POP LIBIDOS

POP LIBIDOS: kuratierte Konstellationen

Fotografie ist der Ausgangspunkt von Pop Libidos. Meine Arbeit ist seit jeher dokumentarisch geprägt, auch dort, wo Persona, Inszenierung und bewusste Selbstgestaltung ins Bild treten. Mich interessiert, was geschieht, wenn Menschen sich zeigen, verändern, überhöhen oder Seiten von sich freilegen, die im Alltag kaum Raum bekommen. Die Kamera begleitet diesen Prozess und hält jene Augenblicke fest, in denen Haltung, Spannung und Individualität eine besondere Dichte entwickeln.

Im Einzelshooting entsteht diese Nähe im direkten Austausch. Ich beobachte, reagiere, gebe Impulse und entwickle gemeinsam mit der Person vor der Kamera, was sich im Verlauf zeigt. Blick, Bewegung, Kleidung, Körper und Rolle können sich verändern, verstärken oder überraschend neu zusammensetzen. Gerade diese Offenheit lässt Bilder entstehen, die nicht auf eine vorher festgelegte Vorstellung reduziert sind.

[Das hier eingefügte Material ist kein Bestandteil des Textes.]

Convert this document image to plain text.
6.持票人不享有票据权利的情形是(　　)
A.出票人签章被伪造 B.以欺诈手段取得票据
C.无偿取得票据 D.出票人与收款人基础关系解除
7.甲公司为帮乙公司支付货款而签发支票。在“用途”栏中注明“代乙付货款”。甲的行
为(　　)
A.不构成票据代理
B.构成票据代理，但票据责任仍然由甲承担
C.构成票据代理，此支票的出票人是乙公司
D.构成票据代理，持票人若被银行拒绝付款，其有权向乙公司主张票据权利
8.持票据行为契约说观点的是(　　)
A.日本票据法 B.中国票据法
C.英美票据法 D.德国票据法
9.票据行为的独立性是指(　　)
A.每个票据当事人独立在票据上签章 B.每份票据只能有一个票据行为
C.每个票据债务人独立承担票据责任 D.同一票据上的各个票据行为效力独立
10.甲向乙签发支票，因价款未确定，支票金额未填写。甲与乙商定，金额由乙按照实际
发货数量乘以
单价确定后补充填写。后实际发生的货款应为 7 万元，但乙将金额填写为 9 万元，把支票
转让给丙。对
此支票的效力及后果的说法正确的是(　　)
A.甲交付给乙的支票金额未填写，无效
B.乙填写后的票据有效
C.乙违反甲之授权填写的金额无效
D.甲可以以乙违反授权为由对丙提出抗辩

Im Salon erweitert sich diese fotografische Arbeit um die Begegnung mehrerer Persönlichkeiten. Aus Blickwechseln, Nähe und Distanz, Anziehung, Irritation, Zurückhaltung oder spontanen Allianzen entstehen Situationen, die sich nicht vollständig inszenieren lassen und gerade deshalb fotografisch interessant werden. Die Kamera bewegt sich mitten darin und reagiert auf das, was zwischen den Menschen entsteht.

Pop Libidos verbindet dokumentarische Fotografie, Selbstinszenierung und erotisch aufgeladene Begegnungen zu einer künstlerischen Praxis, in der das Bild nicht nur einen Menschen zeigt, sondern einen besonderen Zustand seiner Präsenz festhält.


In der frühen griechischen Vorstellung erscheint Eros als eine ursprüngliche Kraft des Begehrens, der Anziehung und Verbindung. Für Pop Libidos liegt darin der Ausgangspunkt: Dort, wo Begehren Haltung annimmt, Fantasie in Form übergeht und ein Mensch beginnt, neue Möglichkeiten seiner selbst zu verkörpern, wird Eros schöpferisch. Er zieht an, verbindet, verdichtet und bringt etwas hervor, das zuvor nur als Möglichkeit vorhanden war.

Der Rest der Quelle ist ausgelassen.